Отточенное до остроты бритвенного лезвия полотно скальпеля без звука рассекло гортань Чирья почти до самого позвоночника. Едва рука завершила полукруг движения по своей орбите, из огромной раны, не оставляющей ни единого шанса на жизнь, хлестнула кровь. Даже Ремизов, повидавший на своем веку десятки смертей в различных ее проявлениях, на мгновение ужаснулся. Черная жидкость, вырываясь фонтаном из горла бывшего санитара морга, густой струей заливала все стены ванной. Неестественный цвет кафеля, который из голубого превращался в автомобильный «вишневый металлик», заставил Боль окаменеть. В тот момент, когда по стенам прошлась первая волна, он почему-то с равнодушием подумал о том, что именно такой цвет имеет «Альфа-Ромео» Лисса…

Запах крови мгновенно перемешался с запахом алкоголя и заполнил всю ванную. Чирей, не в силах вымолвить ни слова, дергался в углу, обводя потолок безумным взглядом. Он сжимал шею так, словно только что намазал ее клеем и с надеждой ждал момента, когда свершится чудо – она склеится. Но чуда не свершалось. Жизнь выбрасывалась из него мощными струями, заливая лица Боли и Комика бордовыми волнами. Прошло всего три секунды, а одежду всех троих участников этого страшного представления уже невозможно было различить ни по цвету, ни по фасону.

Первым пришел в себя Ремизов, моргая потяжелевшими веками и стараясь смотреть так, чтобы пахнущая железом кровь не заливалась в глаза, он вскочил на ноги и заслонил собой лежащие в углу орудия пыток от Боли. И в тот момент, когда Комик, схватив еще живого отморозка за шиворот, уже отводил назад свободную руку, Боль наконец пришел в себя…
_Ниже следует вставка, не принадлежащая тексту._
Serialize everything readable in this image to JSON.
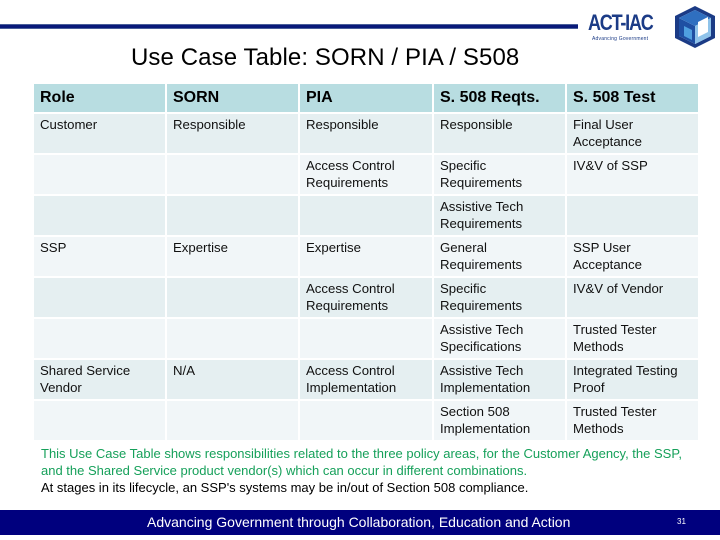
{
  "slide": {
    "title": "Use Case Table: SORN / PIA / S508",
    "logo": {
      "name": "ACT-IAC",
      "tagline": "Advancing Government",
      "icon": "act-iac-cube-logo-icon",
      "brand_color": "#1b3b86"
    },
    "top_rule_color": "#0a1a7a"
  },
  "table": {
    "headers": [
      "Role",
      "SORN",
      "PIA",
      "S. 508 Reqts.",
      "S. 508 Test"
    ],
    "header_color": "#b8dde1",
    "rows": [
      [
        "Customer",
        "Responsible",
        "Responsible",
        "Responsible",
        "Final User Acceptance"
      ],
      [
        "",
        "",
        "Access Control Requirements",
        "Specific Requirements",
        "IV&V of SSP"
      ],
      [
        "",
        "",
        "",
        "Assistive Tech Requirements",
        ""
      ],
      [
        "SSP",
        "Expertise",
        "Expertise",
        "General Requirements",
        "SSP User Acceptance"
      ],
      [
        "",
        "",
        "Access Control Requirements",
        "Specific Requirements",
        "IV&V of Vendor"
      ],
      [
        "",
        "",
        "",
        "Assistive Tech Specifications",
        "Trusted Tester Methods"
      ],
      [
        "Shared Service Vendor",
        "N/A",
        "Access Control Implementation",
        "Assistive Tech Implementation",
        "Integrated Testing Proof"
      ],
      [
        "",
        "",
        "",
        "Section 508 Implementation",
        "Trusted Tester Methods"
      ]
    ]
  },
  "note": {
    "line1": "This Use Case Table shows responsibilities related to the three policy areas, for the Customer Agency, the SSP, and the Shared Service product vendor(s) which can occur in different combinations.",
    "line2": "At stages in its lifecycle, an SSP's systems may be in/out of Section 508 compliance.",
    "line1_color": "#16a05a"
  },
  "footer": {
    "text": "Advancing Government through Collaboration, Education and Action",
    "page_number": "31",
    "background": "#00007e"
  }
}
Его крик за мгновение до того, как скальпель почти на полтора десятка сантиметров вонзился в его сердце, стоял в ушах приближающегося к столу Комика…
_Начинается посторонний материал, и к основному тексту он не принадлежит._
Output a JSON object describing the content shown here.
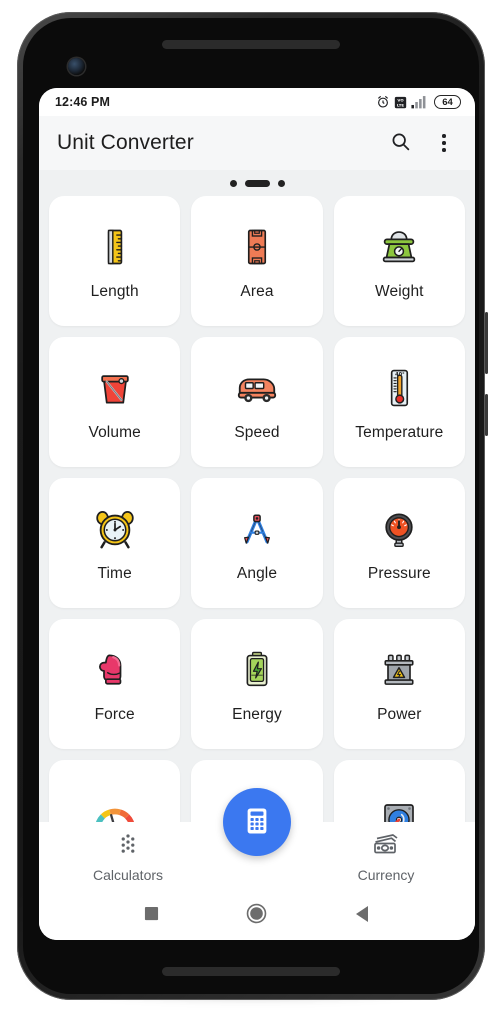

Оставив еще конвульсирующие тела в ванной, Комик шагнул в комнату. Казнь произошла с точностью до наоборот. Жертва убила своих палачей. Выбрасывая из ящиков комода постельное белье и вещи, Комик оставлял на них пятна крови. Каждое прикосновение к вещам переносило на их белоснежную свежесть грязные воспоминания о недавнем убийстве. Чувствуя, что теряет сознание от потери крови, Комик с упорством маньяка искал шелковые нитки и иголку. И, когда под его ногами образовалась уже довольно внушительная лужа крови, он их нашел.

Оценить характер ранения Комик мог только сейчас, когда стирал с руки постоянно выделяющуюся кровь.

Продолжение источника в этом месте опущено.